Les familles rassemblées dans l'association entendent être partie prenante de la réflexion et de la réalisation du projet.
Elles ont déjà précisé leur souhait :
« Nous voulons que notre enfant, notre conjoint vive dignement, dans le respect de son intimité avec les accompagnements nécessaires à son handicap ».
« Nous voulons que tous les âges de la vie d'adulte soient pris en compte, jusqu'à la vieillesse ».
« Nous voulons de petites unités de vie (15 places maximum par unité), respectueuse de la vie privée de chacun. Il n'est pas question de recréer une grande institution comme l'hôpital ou un foyer de 60 à 80 places ».
« Nous voulons que chacun ait un espace de vie privée et qu'il y ait des espaces collectifs, conviviaux ».
« Nous voulons nous investir dans la gestion, l'animation, le fonctionnement de ces structures, nous ne voulons pas le laisser à d'autres ».
« Nous ne voulons pas d'un ghetto loin de tout.

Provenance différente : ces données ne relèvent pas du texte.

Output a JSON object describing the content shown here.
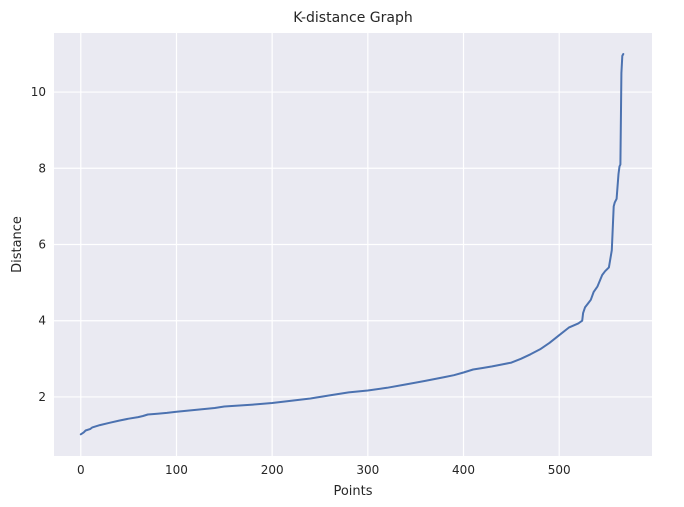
{
  "chart_data": {
    "type": "line",
    "title": "K-distance Graph",
    "xlabel": "Points",
    "ylabel": "Distance",
    "xlim": [
      -28,
      597
    ],
    "ylim": [
      0.45,
      11.55
    ],
    "xticks": [
      0,
      100,
      200,
      300,
      400,
      500
    ],
    "yticks": [
      2,
      4,
      6,
      8,
      10
    ],
    "grid": true,
    "legend": "none",
    "colors": {
      "line": "#4c72b0",
      "plot_bg": "#eaeaf2",
      "grid": "#ffffff"
    },
    "series": [
      {
        "x": [
          0,
          3,
          5,
          10,
          12,
          20,
          30,
          40,
          50,
          60,
          65,
          70,
          80,
          90,
          100,
          120,
          140,
          150,
          170,
          180,
          200,
          220,
          240,
          260,
          280,
          300,
          320,
          340,
          360,
          380,
          390,
          400,
          410,
          420,
          430,
          440,
          450,
          460,
          470,
          480,
          490,
          500,
          510,
          520,
          524,
          525,
          527,
          530,
          533,
          536,
          540,
          545,
          548,
          552,
          555,
          557,
          558,
          560,
          562,
          563,
          564,
          565,
          566,
          567
        ],
        "y": [
          1.02,
          1.07,
          1.12,
          1.16,
          1.2,
          1.26,
          1.32,
          1.38,
          1.43,
          1.47,
          1.5,
          1.54,
          1.56,
          1.58,
          1.61,
          1.66,
          1.71,
          1.75,
          1.78,
          1.8,
          1.84,
          1.9,
          1.96,
          2.04,
          2.12,
          2.17,
          2.24,
          2.33,
          2.42,
          2.52,
          2.57,
          2.64,
          2.72,
          2.76,
          2.8,
          2.85,
          2.9,
          3.0,
          3.12,
          3.25,
          3.42,
          3.62,
          3.82,
          3.93,
          4.0,
          4.2,
          4.35,
          4.45,
          4.55,
          4.75,
          4.9,
          5.2,
          5.3,
          5.4,
          5.85,
          7.0,
          7.1,
          7.2,
          7.85,
          8.05,
          8.1,
          10.5,
          10.95,
          11.0
        ]
      }
    ]
  }
}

Nous voulons que cette « bonne maison» soit située dans un centre ville ou village du bassin de Privas où il y ait des commerces, un lieu d'animation (foyer, centre social) ».

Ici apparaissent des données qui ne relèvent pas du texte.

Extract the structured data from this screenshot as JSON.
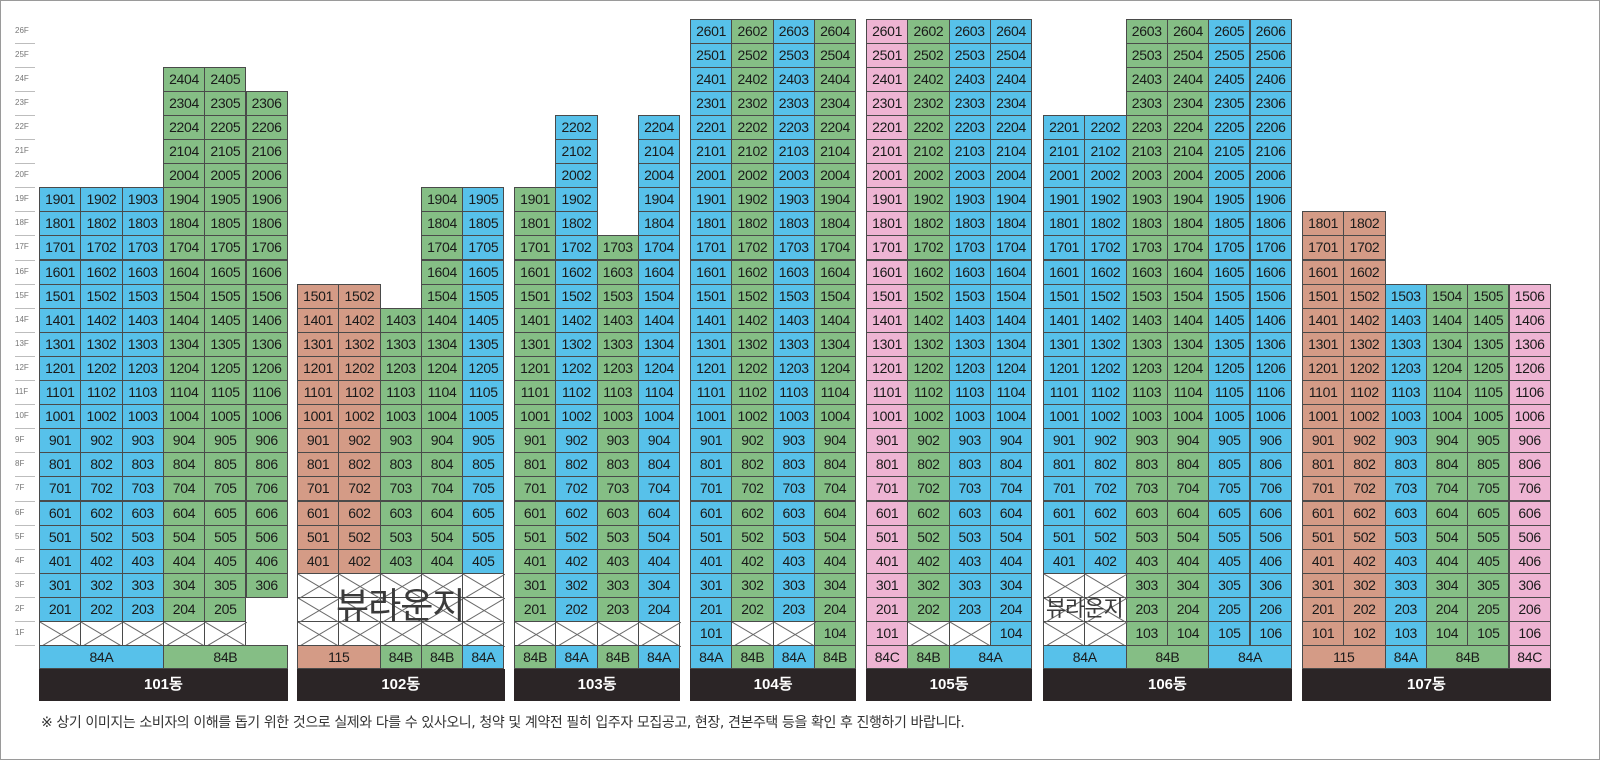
{
  "colors": {
    "b": "#57c1ea",
    "g": "#85be85",
    "r": "#d49b86",
    "p": "#eeb4d3",
    "label_bg": "#2b2526"
  },
  "floor_axis": [
    "1F",
    "2F",
    "3F",
    "4F",
    "5F",
    "6F",
    "7F",
    "8F",
    "9F",
    "10F",
    "11F",
    "12F",
    "13F",
    "14F",
    "15F",
    "16F",
    "17F",
    "18F",
    "19F",
    "20F",
    "21F",
    "22F",
    "23F",
    "24F",
    "25F",
    "26F"
  ],
  "buildings": [
    {
      "name": "101동",
      "lines": [
        {
          "line": "01",
          "color": "b",
          "min": 2,
          "max": 19
        },
        {
          "line": "02",
          "color": "b",
          "min": 2,
          "max": 19
        },
        {
          "line": "03",
          "color": "b",
          "min": 2,
          "max": 19
        },
        {
          "line": "04",
          "color": "g",
          "min": 2,
          "max": 24
        },
        {
          "line": "05",
          "color": "g",
          "min": 2,
          "max": 24
        },
        {
          "line": "06",
          "color": "g",
          "min": 3,
          "max": 23
        }
      ],
      "crosses": [
        [
          0,
          5,
          1,
          1
        ],
        [
          1,
          1,
          1,
          1
        ],
        [
          2,
          1,
          1,
          1
        ],
        [
          3,
          1,
          1,
          1
        ],
        [
          4,
          1,
          1,
          1
        ],
        [
          5,
          1,
          2,
          1
        ]
      ],
      "types": [
        {
          "label": "84A",
          "span": 3,
          "color": "b"
        },
        {
          "label": "84B",
          "span": 3,
          "color": "g"
        }
      ]
    },
    {
      "name": "102동",
      "lines": [
        {
          "line": "01",
          "color": "r",
          "min": 4,
          "max": 15
        },
        {
          "line": "02",
          "color": "r",
          "min": 4,
          "max": 15
        },
        {
          "line": "03",
          "color": "g",
          "min": 4,
          "max": 14
        },
        {
          "line": "04",
          "color": "g",
          "min": 4,
          "max": 19
        },
        {
          "line": "05",
          "color": "b",
          "min": 4,
          "max": 19
        }
      ],
      "crosses": [
        [
          0,
          5,
          1,
          3
        ]
      ],
      "lounge": {
        "text": "뷰라운지",
        "start": 0,
        "end": 5
      },
      "types": [
        {
          "label": "115",
          "span": 2,
          "color": "r"
        },
        {
          "label": "84B",
          "span": 1,
          "color": "g"
        },
        {
          "label": "84B",
          "span": 1,
          "color": "g"
        },
        {
          "label": "84A",
          "span": 1,
          "color": "b"
        }
      ]
    },
    {
      "name": "103동",
      "lines": [
        {
          "line": "01",
          "color": "g",
          "min": 2,
          "max": 19
        },
        {
          "line": "02",
          "color": "b",
          "min": 2,
          "max": 22
        },
        {
          "line": "03",
          "color": "g",
          "min": 2,
          "max": 17
        },
        {
          "line": "04",
          "color": "b",
          "min": 2,
          "max": 22
        }
      ],
      "skip": [
        [
          1,
          20
        ],
        [
          1,
          21
        ],
        [
          1,
          22
        ]
      ],
      "skip_note": "01 line has 19F max; 02 has 20-22 except 2202 shown",
      "crosses": [
        [
          0,
          4,
          1,
          1
        ]
      ],
      "types": [
        {
          "label": "84B",
          "span": 1,
          "color": "g"
        },
        {
          "label": "84A",
          "span": 1,
          "color": "b"
        },
        {
          "label": "84B",
          "span": 1,
          "color": "g"
        },
        {
          "label": "84A",
          "span": 1,
          "color": "b"
        }
      ]
    },
    {
      "name": "104동",
      "lines": [
        {
          "line": "01",
          "color": "b",
          "min": 1,
          "max": 26
        },
        {
          "line": "02",
          "color": "g",
          "min": 2,
          "max": 26
        },
        {
          "line": "03",
          "color": "b",
          "min": 2,
          "max": 26
        },
        {
          "line": "04",
          "color": "g",
          "min": 1,
          "max": 26
        }
      ],
      "crosses": [
        [
          1,
          3,
          1,
          1
        ]
      ],
      "types": [
        {
          "label": "84A",
          "span": 1,
          "color": "b"
        },
        {
          "label": "84B",
          "span": 1,
          "color": "g"
        },
        {
          "label": "84A",
          "span": 1,
          "color": "b"
        },
        {
          "label": "84B",
          "span": 1,
          "color": "g"
        }
      ]
    },
    {
      "name": "105동",
      "lines": [
        {
          "line": "01",
          "color": "p",
          "min": 1,
          "max": 26
        },
        {
          "line": "02",
          "color": "g",
          "min": 2,
          "max": 26
        },
        {
          "line": "03",
          "color": "b",
          "min": 2,
          "max": 26
        },
        {
          "line": "04",
          "color": "b",
          "min": 1,
          "max": 26
        }
      ],
      "crosses": [
        [
          1,
          3,
          1,
          1
        ]
      ],
      "types": [
        {
          "label": "84C",
          "span": 1,
          "color": "p"
        },
        {
          "label": "84B",
          "span": 1,
          "color": "g"
        },
        {
          "label": "84A",
          "span": 2,
          "color": "b"
        }
      ]
    },
    {
      "name": "106동",
      "lines": [
        {
          "line": "01",
          "color": "b",
          "min": 4,
          "max": 22
        },
        {
          "line": "02",
          "color": "b",
          "min": 4,
          "max": 22
        },
        {
          "line": "03",
          "color": "g",
          "min": 1,
          "max": 26
        },
        {
          "line": "04",
          "color": "g",
          "min": 1,
          "max": 26
        },
        {
          "line": "05",
          "color": "b",
          "min": 1,
          "max": 26
        },
        {
          "line": "06",
          "color": "b",
          "min": 1,
          "max": 26
        }
      ],
      "crosses": [
        [
          0,
          2,
          1,
          3
        ]
      ],
      "lounge": {
        "text": "뷰라운지",
        "start": 0,
        "end": 2
      },
      "types": [
        {
          "label": "84A",
          "span": 2,
          "color": "b"
        },
        {
          "label": "84B",
          "span": 2,
          "color": "g"
        },
        {
          "label": "84A",
          "span": 2,
          "color": "b"
        }
      ]
    },
    {
      "name": "107동",
      "lines": [
        {
          "line": "01",
          "color": "r",
          "min": 1,
          "max": 18
        },
        {
          "line": "02",
          "color": "r",
          "min": 1,
          "max": 18
        },
        {
          "line": "03",
          "color": "b",
          "min": 1,
          "max": 15
        },
        {
          "line": "04",
          "color": "g",
          "min": 1,
          "max": 15
        },
        {
          "line": "05",
          "color": "g",
          "min": 1,
          "max": 15
        },
        {
          "line": "06",
          "color": "p",
          "min": 1,
          "max": 15
        }
      ],
      "crosses": [],
      "types": [
        {
          "label": "115",
          "span": 2,
          "color": "r"
        },
        {
          "label": "84A",
          "span": 1,
          "color": "b"
        },
        {
          "label": "84B",
          "span": 2,
          "color": "g"
        },
        {
          "label": "84C",
          "span": 1,
          "color": "p"
        }
      ]
    }
  ],
  "disclaimer": "※ 상기 이미지는 소비자의 이해를 돕기 위한 것으로 실제와 다를 수 있사오니, 청약 및 계약전 필히 입주자 모집공고, 현장, 견본주택 등을 확인 후 진행하기 바랍니다."
}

« Nous voulons que notre proche soit dans la cité ».
« Nous voulons pour notre proche un accompagnement de qualité adapté à ses besoins. Nous voulons qu'il soit solide et durable ».
« Nous savons bien qu'il n'est pas possible de créer, tout de suite les 3 ou 4 unités de vie dont nous avons besoin, mais nous voulons que la première de ces unités de vie soit construite rapidement ».

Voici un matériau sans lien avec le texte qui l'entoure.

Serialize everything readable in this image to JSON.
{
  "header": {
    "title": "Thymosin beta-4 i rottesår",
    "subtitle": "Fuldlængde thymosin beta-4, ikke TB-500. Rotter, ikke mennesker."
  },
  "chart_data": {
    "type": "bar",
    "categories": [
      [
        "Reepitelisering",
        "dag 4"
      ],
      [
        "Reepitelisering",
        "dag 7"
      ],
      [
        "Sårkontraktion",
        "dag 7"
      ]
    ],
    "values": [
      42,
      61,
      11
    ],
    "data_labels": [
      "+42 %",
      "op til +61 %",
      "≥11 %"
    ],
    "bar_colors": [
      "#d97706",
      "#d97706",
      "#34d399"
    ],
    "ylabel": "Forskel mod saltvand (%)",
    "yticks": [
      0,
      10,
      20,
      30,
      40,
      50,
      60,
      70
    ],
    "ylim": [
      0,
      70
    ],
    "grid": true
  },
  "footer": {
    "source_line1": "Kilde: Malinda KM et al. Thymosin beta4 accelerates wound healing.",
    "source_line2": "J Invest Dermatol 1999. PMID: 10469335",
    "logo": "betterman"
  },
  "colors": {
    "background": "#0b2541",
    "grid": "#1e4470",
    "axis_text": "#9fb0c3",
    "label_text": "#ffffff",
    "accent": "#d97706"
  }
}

« Nous voulons que notre proche soit pris en charge à tous les âges de sa vie d'adulte. La structure que nous voulons accueillera des personnes handicapées ayant un travail ou seulement une activité de jour. Elle gardera les personnes qui passeront de la vie active à la retraite tant que leur capacité d'autonomie le permettra. Seuls changeront le type ou l'importance des interventions d'accompagnement ».
Cette réflexion en profondeur a permis de mieux cerner nos attentes. L'expérience des « pensions de famille» nous paraît proche de ce que nous souhaitons. Elle allie les espaces privés et collectifs. Une maîtresse de maison (ou un couple) y apporte sécurité, écoute et convivialité. Elle reste à taille humaine. Il est possible de faire appel à des intervenants extérieurs pour un accompagnement plus spécifique, des animations.